Students who witnessed Monday's school shooting told CNN that the suspect was student T.J. Lane.

Story highlights

The motive behind the shooting remains unclear, police chief says

A newspaper reports that Lane's father was arrested for violent crimes

Witnesses say T.J. Lane shot 5 people, 3 fatally

"He never would go into detail. He just said he had family trouble," a friend says

CNN  — 

T.J. Lane didn’t belong to any particular clique in the schools he attended. Those who knew him described him as quiet, someone who was guarded and rarely spoke about his tumultuous family life.

But they never would have thought that he’d turn out a killer – walking up to a table in the cafeteria of Ohio’s Chardon High School with a .22-caliber gun and pumping 10 rounds at students he picked randomly.

Police have not named the alleged gunman, a juvenile, but many witnesses have identified the attacker as Lane.

One victim died Monday. Two others were declared dead on Tuesday. One other remained hospitalized Tuesday. A fifth victim was released, officials said.

“There has certainly been an undeniable, profound and deep impact on our community,” Michael Hanlon, Chardon school superintendent, said early Friday morning.

Prosecutor David Joyce predicted that the 17-year-old sophomore will face three counts of aggravated murder “as well as other counts.”

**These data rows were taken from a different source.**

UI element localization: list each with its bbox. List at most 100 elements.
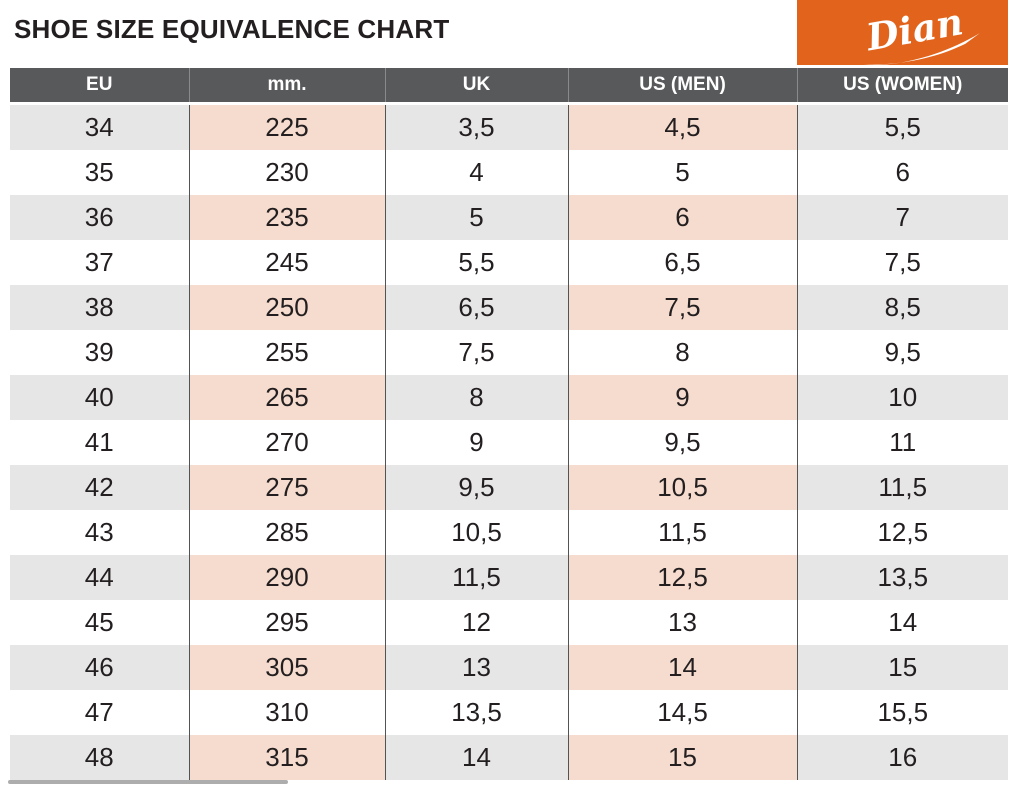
column-header-mm: mm. [189, 68, 386, 105]
cell-eu: 43 [10, 510, 190, 555]
cell-us-women: 6 [797, 150, 1008, 195]
cell-us-women: 11,5 [797, 465, 1008, 510]
cell-mm: 235 [189, 195, 386, 240]
cell-us-men: 4,5 [568, 103, 798, 150]
cell-us-women: 7 [797, 195, 1008, 240]
cell-us-men: 5 [568, 150, 798, 195]
table-bottom-shadow [8, 780, 288, 784]
table-row: 44 290 11,5 12,5 13,5 [10, 555, 1008, 600]
column-header-us-men: US (MEN) [568, 68, 798, 105]
cell-us-women: 15,5 [797, 690, 1008, 735]
table-row: 42 275 9,5 10,5 11,5 [10, 465, 1008, 510]
cell-us-men: 9,5 [568, 420, 798, 465]
cell-us-men: 7,5 [568, 285, 798, 330]
cell-mm: 285 [189, 510, 386, 555]
cell-us-men: 14,5 [568, 690, 798, 735]
cell-mm: 255 [189, 330, 386, 375]
shoe-size-table: EU mm. UK US (MEN) US (WOMEN) 34 225 3,5 4,… [10, 68, 1008, 780]
page-title: SHOE SIZE EQUIVALENCE CHART [14, 14, 450, 44]
cell-us-women: 5,5 [797, 103, 1008, 150]
table-row: 37 245 5,5 6,5 7,5 [10, 240, 1008, 285]
cell-uk: 6,5 [385, 285, 569, 330]
table-row: 43 285 10,5 11,5 12,5 [10, 510, 1008, 555]
cell-us-men: 14 [568, 645, 798, 690]
cell-mm: 245 [189, 240, 386, 285]
cell-uk: 3,5 [385, 103, 569, 150]
cell-uk: 8 [385, 375, 569, 420]
column-header-us-women: US (WOMEN) [797, 68, 1008, 105]
cell-eu: 46 [10, 645, 190, 690]
cell-uk: 7,5 [385, 330, 569, 375]
cell-eu: 48 [10, 735, 190, 780]
column-header-uk: UK [385, 68, 569, 105]
cell-mm: 290 [189, 555, 386, 600]
cell-eu: 44 [10, 555, 190, 600]
cell-eu: 47 [10, 690, 190, 735]
table-row: 34 225 3,5 4,5 5,5 [10, 103, 1008, 150]
cell-eu: 35 [10, 150, 190, 195]
cell-us-men: 6,5 [568, 240, 798, 285]
cell-us-men: 15 [568, 735, 798, 780]
table-row: 40 265 8 9 10 [10, 375, 1008, 420]
cell-uk: 9 [385, 420, 569, 465]
cell-us-women: 10 [797, 375, 1008, 420]
cell-uk: 11,5 [385, 555, 569, 600]
cell-eu: 41 [10, 420, 190, 465]
cell-mm: 275 [189, 465, 386, 510]
cell-uk: 4 [385, 150, 569, 195]
cell-us-men: 13 [568, 600, 798, 645]
column-header-eu: EU [10, 68, 190, 105]
cell-uk: 5,5 [385, 240, 569, 285]
cell-mm: 295 [189, 600, 386, 645]
cell-eu: 34 [10, 103, 190, 150]
table-row: 35 230 4 5 6 [10, 150, 1008, 195]
table-body: 34 225 3,5 4,5 5,5 35 230 4 5 6 36 235 5 6 7 37 245 5,5 6,… [10, 103, 1008, 780]
cell-us-men: 11,5 [568, 510, 798, 555]
table-row: 47 310 13,5 14,5 15,5 [10, 690, 1008, 735]
cell-mm: 270 [189, 420, 386, 465]
cell-us-women: 16 [797, 735, 1008, 780]
table-row: 36 235 5 6 7 [10, 195, 1008, 240]
cell-us-women: 9,5 [797, 330, 1008, 375]
cell-mm: 225 [189, 103, 386, 150]
cell-eu: 45 [10, 600, 190, 645]
cell-us-men: 10,5 [568, 465, 798, 510]
cell-us-women: 7,5 [797, 240, 1008, 285]
table-row: 45 295 12 13 14 [10, 600, 1008, 645]
cell-mm: 315 [189, 735, 386, 780]
cell-us-women: 15 [797, 645, 1008, 690]
table-row: 48 315 14 15 16 [10, 735, 1008, 780]
cell-us-women: 8,5 [797, 285, 1008, 330]
cell-us-men: 6 [568, 195, 798, 240]
cell-us-women: 12,5 [797, 510, 1008, 555]
cell-mm: 250 [189, 285, 386, 330]
table-row: 38 250 6,5 7,5 8,5 [10, 285, 1008, 330]
cell-eu: 38 [10, 285, 190, 330]
cell-us-women: 13,5 [797, 555, 1008, 600]
table-row: 46 305 13 14 15 [10, 645, 1008, 690]
cell-us-men: 9 [568, 375, 798, 420]
cell-eu: 42 [10, 465, 190, 510]
cell-us-men: 12,5 [568, 555, 798, 600]
table-row: 41 270 9 9,5 11 [10, 420, 1008, 465]
cell-mm: 305 [189, 645, 386, 690]
cell-eu: 39 [10, 330, 190, 375]
cell-eu: 37 [10, 240, 190, 285]
cell-mm: 310 [189, 690, 386, 735]
cell-us-women: 14 [797, 600, 1008, 645]
cell-eu: 40 [10, 375, 190, 420]
cell-us-women: 11 [797, 420, 1008, 465]
table-row: 39 255 7,5 8 9,5 [10, 330, 1008, 375]
brand-logo: Dian [797, 0, 1008, 65]
cell-mm: 230 [189, 150, 386, 195]
svg-text:Dian: Dian [862, 0, 966, 60]
cell-uk: 9,5 [385, 465, 569, 510]
cell-mm: 265 [189, 375, 386, 420]
cell-eu: 36 [10, 195, 190, 240]
table-header-row: EU mm. UK US (MEN) US (WOMEN) [10, 68, 1008, 105]
cell-us-men: 8 [568, 330, 798, 375]
cell-uk: 14 [385, 735, 569, 780]
cell-uk: 10,5 [385, 510, 569, 555]
brand-logo-icon: Dian [862, 0, 980, 65]
cell-uk: 13 [385, 645, 569, 690]
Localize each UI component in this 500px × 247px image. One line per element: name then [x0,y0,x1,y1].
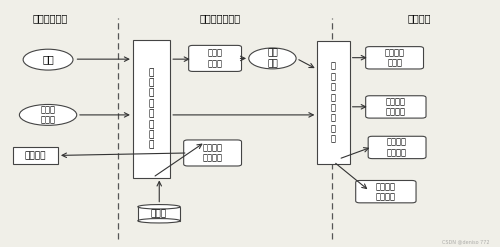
Ellipse shape [138,219,180,223]
FancyBboxPatch shape [188,45,242,71]
FancyBboxPatch shape [133,40,170,178]
Text: 系统资源
控制文件: 系统资源 控制文件 [387,138,407,157]
FancyBboxPatch shape [184,140,242,166]
Text: 外部资源
访问控制: 外部资源 访问控制 [202,143,222,163]
Text: 用户认
证模块: 用户认 证模块 [208,49,222,68]
Text: 规则集: 规则集 [151,209,167,218]
Text: 非用户
级访问: 非用户 级访问 [40,105,56,124]
FancyBboxPatch shape [356,181,416,203]
Text: 主机网络安全层: 主机网络安全层 [200,13,240,23]
Text: 安
全
检
查
／
加
解
密: 安 全 检 查 ／ 加 解 密 [149,68,154,150]
Ellipse shape [23,49,73,70]
Text: 外部资源: 外部资源 [25,151,46,160]
Text: 非用户级
服务资源: 非用户级 服务资源 [386,97,406,117]
Text: 系统资源: 系统资源 [408,13,432,23]
FancyBboxPatch shape [318,41,350,164]
FancyBboxPatch shape [138,207,180,221]
Text: 内
部
资
源
访
问
控
制: 内 部 资 源 访 问 控 制 [331,62,336,144]
Text: 用户级服
务资源: 用户级服 务资源 [384,48,404,67]
FancyBboxPatch shape [368,136,426,159]
Ellipse shape [249,48,296,69]
Text: CSDN @deniso 772: CSDN @deniso 772 [442,239,490,244]
Ellipse shape [138,205,180,209]
Text: 用户资源
控制文件: 用户资源 控制文件 [376,182,396,201]
FancyBboxPatch shape [366,96,426,118]
Text: 外部网络访问: 外部网络访问 [33,13,68,23]
FancyBboxPatch shape [366,47,424,69]
Text: 合法
用户: 合法 用户 [267,49,278,68]
Ellipse shape [20,104,76,125]
Text: 用户: 用户 [42,55,54,65]
FancyBboxPatch shape [13,147,58,164]
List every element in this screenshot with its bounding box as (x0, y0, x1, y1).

He said Lane has admitted taking a .22-caliber gun and a knife into Chardon High School on Monday morning and firing 10 rounds, choosing his victims randomly.

All Chardon schools closed Tuesday; counselors on hand

Teresa Hunt’s niece rode the school bus each day with Lane, and he displayed no warning signs of the violence to come.

“He was a really nice kid to her,” Hunt told CNN after the shooting in 2012. “He wouldn’t start up a conversation, but if she talked to him, he would hold the conversation with her.

She said her niece noted no personality changes in Lane in the weeks leading up to Monday’s shooting.

Haley Kovacik, a friend who talked with Lane a few times a week, said the violence left her and others who knew him in “complete shock.”

“He seemed like a very normal, just teenage boy,” Kovacik said of Lane. “He did have a sad look in his eyes a lot of the time, but he talked normally, he never said anything strange.”

Yet for all their talks, Kovacik noted there was a lot she didn’t know about Lane.

Lane lived with his grandparents and was slow to open up about his personal life, according to friends. While he was known by many around Chardon High School, located 30 miles east of Cleveland, at the time of the shooting he was there to be transported to Lake Academy Alternative School in nearby Willoughby.

The school describes itself as a place for “at risk” students who are “reluctant learners” struggling with problems such as “substance abuse /chemical dependency, anger issues, mental health issues, truancy, delinquency, difficulties with attention/organization, and academic deficiencies.”

Lane may have been dealing with his own family problems, according to reports by The Plain Dealer newspaper in Cleveland.

Lane’s father, Thomas Lane Jr., was arrested several times for violent crimes against female acquaintances, including Lane’s mother, the newspaper reported citing court documents.

His father also served prison time for assaulting a police officer and he also was charged with holding a different woman under running water and bashing her head into a wall, the newspaper reported.

It was unclear how much contact Lane had with his father. He rarely opened up about his family, some said.

“I’ve asked him once or twice, but he never would go into detail. He just said he had family trouble,” Kovacik said

Evan Erasmus, who said his family knew Lane’s family, was among several students who said what happened Monday took them totally by surprise.

“I was really shocked when I found out it was him,” Erasmus said. “He was quiet, but was one of the nicest kids there. You could talk to him really easily. He was funny.”

According to Kovacik, Lane told her that “he enjoyed hunting, he enjoyed video games, just normal things.”

“Everybody was in disbelief. Nobody could believe that T.J. (shot the students),” Kovacik said.

Posts on Lane’s Facebook page show him sharing links to music videos.

Yet one long, poetic rant, from December 30, 2011, appears to be darker.

The post refers to “a quaint lonely town, (where there) sits a man with a frown (who) longed for only one thing, the world to bow at his feet.”

“He was better than the rest, all those ones he detests, within their castles, so vain,” he wrote.

Lane then writes about going through “the castle … like an ominous breeze through the trees,” past guards – all leading up to the post’s dramatic conclusion.

“Feel death, not just mocking you. Not just stalking you but inside of you,” he writes. “Wriggle and writhe. Feel smaller beneath my might. Seizure in the Pestilence that is my scythe. Die, all of you.”

CNN’s Martin Savidge and Lisa Sylvester contributed to this report.